Arif mengatakan, janji Gubernur DKI untuk menghentikan swastanisasi air hingga kini juga masih sebatas janji saja. Padahal, dengan kondisi darurat seperti sekarang, kebutuhan air bersih mutlak harus bisa dipenuhi oleh masyarakat banyak.
Selain regulasi yang tidak berpihak, masih ada sejumlah faktor yang membuat masyarakat di DKI tidak bisa mengakses air bersih dengan mudah. Di antaranya, adalah karena kualitas air yang buruk dan tidak layak konsumsi atau pakai. Kondisi ini dialami banyak wilayah, seperti Rawa Badak dan Koja di Jakarta Utara, yang harus menggunakan air keruh dan bau.

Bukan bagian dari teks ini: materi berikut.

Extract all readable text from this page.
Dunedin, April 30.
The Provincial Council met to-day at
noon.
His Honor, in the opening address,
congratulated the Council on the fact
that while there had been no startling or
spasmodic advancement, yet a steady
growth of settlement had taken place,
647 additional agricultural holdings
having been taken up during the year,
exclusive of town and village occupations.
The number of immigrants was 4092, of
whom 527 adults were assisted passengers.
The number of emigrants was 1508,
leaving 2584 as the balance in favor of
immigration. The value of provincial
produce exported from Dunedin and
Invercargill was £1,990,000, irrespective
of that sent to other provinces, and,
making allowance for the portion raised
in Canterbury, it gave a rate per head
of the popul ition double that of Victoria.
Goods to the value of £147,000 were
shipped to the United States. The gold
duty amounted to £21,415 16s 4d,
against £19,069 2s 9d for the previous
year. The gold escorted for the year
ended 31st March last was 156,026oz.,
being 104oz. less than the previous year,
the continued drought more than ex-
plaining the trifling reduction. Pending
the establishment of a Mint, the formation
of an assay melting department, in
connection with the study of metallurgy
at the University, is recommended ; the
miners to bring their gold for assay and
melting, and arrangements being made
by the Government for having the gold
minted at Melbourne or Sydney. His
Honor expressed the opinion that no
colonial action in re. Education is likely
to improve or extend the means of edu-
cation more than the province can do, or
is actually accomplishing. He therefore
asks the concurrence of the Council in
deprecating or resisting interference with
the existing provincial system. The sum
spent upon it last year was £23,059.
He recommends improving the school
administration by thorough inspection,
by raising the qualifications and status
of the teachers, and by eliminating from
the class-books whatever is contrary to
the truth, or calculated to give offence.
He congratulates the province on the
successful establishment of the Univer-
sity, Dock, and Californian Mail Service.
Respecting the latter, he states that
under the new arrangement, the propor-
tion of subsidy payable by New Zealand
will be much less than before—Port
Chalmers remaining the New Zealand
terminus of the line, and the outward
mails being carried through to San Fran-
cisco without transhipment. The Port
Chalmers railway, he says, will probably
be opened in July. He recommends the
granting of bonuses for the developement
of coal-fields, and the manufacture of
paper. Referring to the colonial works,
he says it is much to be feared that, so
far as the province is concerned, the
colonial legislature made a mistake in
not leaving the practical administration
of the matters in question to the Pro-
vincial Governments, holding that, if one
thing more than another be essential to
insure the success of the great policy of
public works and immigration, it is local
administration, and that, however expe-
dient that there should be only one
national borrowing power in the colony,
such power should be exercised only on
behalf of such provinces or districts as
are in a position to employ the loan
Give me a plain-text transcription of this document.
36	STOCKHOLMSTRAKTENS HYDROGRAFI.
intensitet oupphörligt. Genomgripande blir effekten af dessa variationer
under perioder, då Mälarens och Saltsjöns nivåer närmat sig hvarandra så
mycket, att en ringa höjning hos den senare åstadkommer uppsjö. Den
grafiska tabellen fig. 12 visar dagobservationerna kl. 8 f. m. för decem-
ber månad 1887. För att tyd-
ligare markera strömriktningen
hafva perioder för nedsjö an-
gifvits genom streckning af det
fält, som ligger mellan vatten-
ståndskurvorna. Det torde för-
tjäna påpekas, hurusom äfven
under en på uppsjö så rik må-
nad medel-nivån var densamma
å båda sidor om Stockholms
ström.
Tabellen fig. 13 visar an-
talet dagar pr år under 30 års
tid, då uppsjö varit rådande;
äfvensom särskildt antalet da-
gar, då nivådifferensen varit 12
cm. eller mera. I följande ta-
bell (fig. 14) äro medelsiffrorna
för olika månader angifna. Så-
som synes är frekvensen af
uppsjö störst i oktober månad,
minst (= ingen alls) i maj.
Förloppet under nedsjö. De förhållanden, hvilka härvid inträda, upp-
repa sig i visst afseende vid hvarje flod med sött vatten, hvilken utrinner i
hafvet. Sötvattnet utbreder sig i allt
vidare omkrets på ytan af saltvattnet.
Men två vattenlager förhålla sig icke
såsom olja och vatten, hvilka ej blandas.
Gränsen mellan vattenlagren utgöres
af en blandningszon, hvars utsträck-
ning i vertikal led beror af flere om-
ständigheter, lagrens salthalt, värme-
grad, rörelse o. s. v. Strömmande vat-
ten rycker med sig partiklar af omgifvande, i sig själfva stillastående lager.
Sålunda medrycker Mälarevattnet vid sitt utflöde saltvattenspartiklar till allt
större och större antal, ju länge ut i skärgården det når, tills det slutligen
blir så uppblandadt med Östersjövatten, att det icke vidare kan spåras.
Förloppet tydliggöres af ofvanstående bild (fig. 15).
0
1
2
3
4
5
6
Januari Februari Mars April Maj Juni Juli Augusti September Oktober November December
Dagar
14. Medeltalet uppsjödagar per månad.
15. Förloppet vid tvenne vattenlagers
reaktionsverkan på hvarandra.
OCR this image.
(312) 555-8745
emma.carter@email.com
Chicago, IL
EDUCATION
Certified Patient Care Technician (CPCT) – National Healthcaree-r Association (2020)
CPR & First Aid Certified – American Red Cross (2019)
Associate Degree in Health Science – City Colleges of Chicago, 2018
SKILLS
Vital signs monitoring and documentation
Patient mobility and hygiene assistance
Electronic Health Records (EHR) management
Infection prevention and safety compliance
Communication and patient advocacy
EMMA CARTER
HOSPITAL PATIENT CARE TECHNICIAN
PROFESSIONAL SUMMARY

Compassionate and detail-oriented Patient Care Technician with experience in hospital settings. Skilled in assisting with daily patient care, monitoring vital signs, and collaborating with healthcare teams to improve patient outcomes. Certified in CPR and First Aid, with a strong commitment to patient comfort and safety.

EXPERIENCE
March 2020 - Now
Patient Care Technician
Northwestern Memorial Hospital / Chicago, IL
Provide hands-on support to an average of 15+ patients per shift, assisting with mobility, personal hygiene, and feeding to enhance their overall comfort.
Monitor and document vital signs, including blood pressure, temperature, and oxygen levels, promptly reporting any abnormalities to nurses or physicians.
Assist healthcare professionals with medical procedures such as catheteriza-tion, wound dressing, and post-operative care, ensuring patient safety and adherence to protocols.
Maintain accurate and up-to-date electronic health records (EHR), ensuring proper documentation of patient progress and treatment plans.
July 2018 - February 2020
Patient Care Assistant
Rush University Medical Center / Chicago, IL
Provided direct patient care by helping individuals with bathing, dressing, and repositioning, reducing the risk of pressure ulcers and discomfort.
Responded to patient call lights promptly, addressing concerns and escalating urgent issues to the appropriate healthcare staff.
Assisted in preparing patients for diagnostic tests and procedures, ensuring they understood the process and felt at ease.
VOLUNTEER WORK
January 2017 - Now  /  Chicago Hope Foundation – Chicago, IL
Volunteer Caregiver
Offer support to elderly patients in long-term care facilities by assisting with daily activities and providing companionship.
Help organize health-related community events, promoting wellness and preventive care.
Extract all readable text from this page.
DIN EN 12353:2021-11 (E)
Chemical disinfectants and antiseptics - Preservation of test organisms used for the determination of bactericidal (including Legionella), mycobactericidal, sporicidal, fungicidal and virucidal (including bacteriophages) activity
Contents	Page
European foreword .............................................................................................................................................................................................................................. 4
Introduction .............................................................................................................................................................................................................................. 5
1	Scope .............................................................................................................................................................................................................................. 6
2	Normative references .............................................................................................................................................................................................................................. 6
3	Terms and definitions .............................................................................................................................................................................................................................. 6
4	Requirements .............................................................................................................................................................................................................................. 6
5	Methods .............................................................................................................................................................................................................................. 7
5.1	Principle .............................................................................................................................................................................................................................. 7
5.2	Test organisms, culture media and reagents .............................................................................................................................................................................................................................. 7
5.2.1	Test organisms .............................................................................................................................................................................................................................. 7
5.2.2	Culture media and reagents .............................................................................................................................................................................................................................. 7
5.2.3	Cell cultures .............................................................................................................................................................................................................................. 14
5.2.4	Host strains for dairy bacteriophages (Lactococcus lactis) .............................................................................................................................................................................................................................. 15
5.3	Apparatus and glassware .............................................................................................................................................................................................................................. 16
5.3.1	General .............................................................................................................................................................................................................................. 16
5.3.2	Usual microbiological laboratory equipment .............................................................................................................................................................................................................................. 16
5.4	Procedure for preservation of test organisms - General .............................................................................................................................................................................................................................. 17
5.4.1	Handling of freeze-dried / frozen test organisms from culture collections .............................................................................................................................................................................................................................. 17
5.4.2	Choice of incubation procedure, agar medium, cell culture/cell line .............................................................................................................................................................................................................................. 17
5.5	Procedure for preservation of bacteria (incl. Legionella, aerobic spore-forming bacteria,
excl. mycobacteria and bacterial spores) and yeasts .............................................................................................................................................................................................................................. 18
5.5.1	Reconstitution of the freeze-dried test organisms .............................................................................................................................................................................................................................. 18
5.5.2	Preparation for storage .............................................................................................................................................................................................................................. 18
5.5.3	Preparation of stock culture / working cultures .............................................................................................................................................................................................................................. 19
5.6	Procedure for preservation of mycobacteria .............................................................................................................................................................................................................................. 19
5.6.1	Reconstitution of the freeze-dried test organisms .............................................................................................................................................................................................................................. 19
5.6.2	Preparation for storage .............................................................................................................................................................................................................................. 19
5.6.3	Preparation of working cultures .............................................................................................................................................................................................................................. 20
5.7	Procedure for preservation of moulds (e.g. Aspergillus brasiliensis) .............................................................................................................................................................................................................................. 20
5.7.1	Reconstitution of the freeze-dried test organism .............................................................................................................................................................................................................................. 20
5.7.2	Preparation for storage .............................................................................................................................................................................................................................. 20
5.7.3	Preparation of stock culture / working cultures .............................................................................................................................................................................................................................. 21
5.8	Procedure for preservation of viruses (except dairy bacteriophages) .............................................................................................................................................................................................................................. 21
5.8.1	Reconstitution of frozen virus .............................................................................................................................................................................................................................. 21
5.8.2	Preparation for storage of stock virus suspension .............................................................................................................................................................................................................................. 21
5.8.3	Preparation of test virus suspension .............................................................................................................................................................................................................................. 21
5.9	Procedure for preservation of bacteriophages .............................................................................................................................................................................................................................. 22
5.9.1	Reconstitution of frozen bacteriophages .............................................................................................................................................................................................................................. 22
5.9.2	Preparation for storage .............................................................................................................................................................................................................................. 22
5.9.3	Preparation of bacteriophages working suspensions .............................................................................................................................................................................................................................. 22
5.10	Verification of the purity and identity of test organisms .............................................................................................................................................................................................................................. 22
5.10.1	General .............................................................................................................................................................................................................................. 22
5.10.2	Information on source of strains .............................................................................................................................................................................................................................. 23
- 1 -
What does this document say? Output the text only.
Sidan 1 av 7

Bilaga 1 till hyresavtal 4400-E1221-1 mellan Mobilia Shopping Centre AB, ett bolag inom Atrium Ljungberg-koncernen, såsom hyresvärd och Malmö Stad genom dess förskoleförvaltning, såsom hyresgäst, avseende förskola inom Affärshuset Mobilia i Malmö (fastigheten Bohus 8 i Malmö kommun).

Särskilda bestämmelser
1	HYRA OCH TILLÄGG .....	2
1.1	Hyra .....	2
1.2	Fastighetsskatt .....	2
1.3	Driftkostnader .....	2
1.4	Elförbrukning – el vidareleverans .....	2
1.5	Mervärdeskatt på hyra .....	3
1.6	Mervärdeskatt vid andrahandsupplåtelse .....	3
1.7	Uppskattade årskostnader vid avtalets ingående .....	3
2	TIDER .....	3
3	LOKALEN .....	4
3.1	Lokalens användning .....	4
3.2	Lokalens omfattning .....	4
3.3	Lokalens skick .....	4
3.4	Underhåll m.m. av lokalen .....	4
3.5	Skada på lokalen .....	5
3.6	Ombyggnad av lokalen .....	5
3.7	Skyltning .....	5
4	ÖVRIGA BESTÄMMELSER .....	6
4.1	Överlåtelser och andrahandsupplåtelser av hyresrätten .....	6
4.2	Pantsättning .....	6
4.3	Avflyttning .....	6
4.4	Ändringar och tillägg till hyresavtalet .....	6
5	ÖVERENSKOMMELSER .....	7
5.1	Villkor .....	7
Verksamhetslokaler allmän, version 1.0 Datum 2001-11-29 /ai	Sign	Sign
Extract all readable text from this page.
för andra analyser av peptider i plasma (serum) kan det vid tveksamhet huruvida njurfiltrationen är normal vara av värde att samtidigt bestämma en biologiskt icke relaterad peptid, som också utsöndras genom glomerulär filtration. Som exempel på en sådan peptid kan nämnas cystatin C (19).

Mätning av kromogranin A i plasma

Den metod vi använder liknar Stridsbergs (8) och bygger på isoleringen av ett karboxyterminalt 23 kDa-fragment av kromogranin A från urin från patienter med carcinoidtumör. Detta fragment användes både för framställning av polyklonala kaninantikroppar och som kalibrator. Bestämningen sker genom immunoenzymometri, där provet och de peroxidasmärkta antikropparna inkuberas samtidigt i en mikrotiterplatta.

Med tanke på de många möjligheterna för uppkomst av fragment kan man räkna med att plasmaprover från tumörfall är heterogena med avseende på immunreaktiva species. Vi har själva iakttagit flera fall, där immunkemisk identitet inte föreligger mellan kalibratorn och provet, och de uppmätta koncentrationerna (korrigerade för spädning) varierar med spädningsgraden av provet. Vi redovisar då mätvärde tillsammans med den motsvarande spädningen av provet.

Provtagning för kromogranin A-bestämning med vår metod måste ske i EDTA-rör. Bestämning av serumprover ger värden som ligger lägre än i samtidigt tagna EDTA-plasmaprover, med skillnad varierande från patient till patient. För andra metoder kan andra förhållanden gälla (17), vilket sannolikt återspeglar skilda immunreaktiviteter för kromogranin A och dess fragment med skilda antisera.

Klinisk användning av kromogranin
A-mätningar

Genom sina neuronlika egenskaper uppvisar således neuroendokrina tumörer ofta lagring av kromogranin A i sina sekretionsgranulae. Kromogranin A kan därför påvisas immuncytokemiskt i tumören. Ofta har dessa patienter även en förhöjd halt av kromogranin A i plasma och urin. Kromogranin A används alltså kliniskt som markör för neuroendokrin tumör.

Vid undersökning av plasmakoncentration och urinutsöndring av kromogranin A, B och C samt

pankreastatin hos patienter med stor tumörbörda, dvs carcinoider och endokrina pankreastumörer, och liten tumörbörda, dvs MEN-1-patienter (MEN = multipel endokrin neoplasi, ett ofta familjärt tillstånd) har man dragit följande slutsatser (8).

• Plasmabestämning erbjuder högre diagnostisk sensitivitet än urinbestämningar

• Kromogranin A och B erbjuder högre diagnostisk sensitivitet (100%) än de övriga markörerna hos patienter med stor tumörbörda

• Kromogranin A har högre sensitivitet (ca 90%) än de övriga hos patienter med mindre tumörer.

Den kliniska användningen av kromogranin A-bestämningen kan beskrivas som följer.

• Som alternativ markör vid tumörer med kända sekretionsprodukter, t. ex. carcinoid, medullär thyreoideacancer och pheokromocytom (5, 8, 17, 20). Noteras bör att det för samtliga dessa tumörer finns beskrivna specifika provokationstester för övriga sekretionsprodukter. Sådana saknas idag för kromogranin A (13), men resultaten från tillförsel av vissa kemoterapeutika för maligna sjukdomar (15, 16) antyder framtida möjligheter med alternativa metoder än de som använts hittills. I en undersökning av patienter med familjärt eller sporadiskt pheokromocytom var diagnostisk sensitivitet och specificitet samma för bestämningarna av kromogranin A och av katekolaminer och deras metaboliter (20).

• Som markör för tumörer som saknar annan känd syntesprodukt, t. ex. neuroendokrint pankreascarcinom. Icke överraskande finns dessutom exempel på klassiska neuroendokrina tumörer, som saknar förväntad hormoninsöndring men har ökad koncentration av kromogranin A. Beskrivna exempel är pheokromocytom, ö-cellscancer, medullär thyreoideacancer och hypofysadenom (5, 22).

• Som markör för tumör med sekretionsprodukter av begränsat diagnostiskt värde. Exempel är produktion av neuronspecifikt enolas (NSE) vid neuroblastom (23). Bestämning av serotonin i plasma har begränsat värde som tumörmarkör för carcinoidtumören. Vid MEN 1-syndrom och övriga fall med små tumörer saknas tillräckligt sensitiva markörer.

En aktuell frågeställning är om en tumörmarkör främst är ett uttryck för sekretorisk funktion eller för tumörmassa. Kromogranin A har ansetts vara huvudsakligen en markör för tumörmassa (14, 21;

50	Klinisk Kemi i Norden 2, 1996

Contoh wilayah lain yang juga mengalami kondisi sama, adalah Pegadungan dan Kalideres di Jakarta Barat. Di kedua daerah tersebut, masyarakat dengan terpaksa harus mengonsumsi air yang berwarna hitam, bau, dan juga berbusa. Tak hanya itu, pasokan air melalui jaringan pipa PAM juga tidak bisa didapat dengan lancar oleh masyarakat yang sudah berlangganan.
“Di beberapa wilayah DKI Jakarta, air hanya mengalir di pada jam tertentu saja,” tutur Arif.
Dengan semua persoalan di atas, anggota KMMSAJ dari Koalisi Rakyat untuk Hak atas Air (KRuHa) Muhammad Reza menilai tidak aneh jika banyak warga yang masih mengabaikan himbaun untuk melaksanakan hidup bersih dan sehat. Di benak warga, yang utama adalah bagaimana mendapatkan air bersih untuk kebutuhan makan dan minum bisa tetap berjalan lancar.
Kesulitan
Menurut Reza, situasi seperti sekarang akan dirasakan lebih berat bagi perempuan yang tinggal di kawasan-kawasan yang suplai air bersihnya sangat sulit. Dibandingkan dengan lelaki, perempuan dinilai sebagai orang yang paling banyak menjalankan peran dalam rumah tangga.
Termasuk di dalam situasi pandemi corona ini, peran perempuan akan semakin besar karena harus memastikan pelayanan rumah tangga untuk anggota keluarga bisa tetap berjalan baik. Pelayanan yang dimaksud, terutama adalah memastikan ketersediaan pangan dan kebutuhan air bersih untuk menjamin kesehatan bagi seluruh anggota keluarga.
“Perempuan lebih banyak bersinggungan dengan air untuk memastikan kebutuhan anak, keluarga dan rumah tangga terpenuhi,” tegas dia.
Agar persoalan air bersih bisa semakin baik, KMMSAJ menuntut sejumlah poin kepada berbagai pihak yang terkait, di antaranya:
- Negara cq Pemerintah, baik Pusat maupun Daerah melalui Presiden dan Kepala Daerah memastikan penguasaan air oleh Negara untuk sebesar besarnya kemakmuran rakyat sebagaimana mandat Pasal 33 Konstitusi;
- Gubernur DKI Jakarta menunaikan janjinya dan tidak membuat kebohongan publik dengan secepatnya memutus kontrak swastanisasi air antara Pemerintah Provinsi DKI Jakarta cq. PAM Jaya dengan PT PAM Lyonnaise Jaya dan PT Aetra Air Jakarta untuk menghentikan swastanisasi air di DKI Jakarta dan mengembalikan pengelolaan air ke publik untuk sebesar besarnya kemakmuran rakyat;
- Pemerintah Provinsi DKI Jakarta menjamin ketersediaan dan akses air minum maupun air bersih bagi seluruh warga DKI Jakarta, khususnya masyarakat miskin Kota dan kelompok rentan baik laki laki atau Perempuan untuk mamastikan kelancaran upaya pencegahan penyebaran COVID19 dan kesehatan publik;
- DPRD DKI Jakarta untuk tidak diam saja, dan segera menjalankan fungsi pengawasan untuk memastikan Gubernur menjalankan perintah konstitusi menguasai dan mengelola air untuk kemakmuran rakyat;
- Menjamin keterlibatan dan partisipasi masyarakat, laki-laki dan perempuan dalam kelembagaan dan pengambilan keputusan untuk pengelolaan air di Jakarta; dan
- Mendesak KPK Untuk mengawasi rencana pengambilalihan pengelolaan air Jakarta oleh Pemda DKI Jakarta yang rentan terjadi tindak pidana korupsi.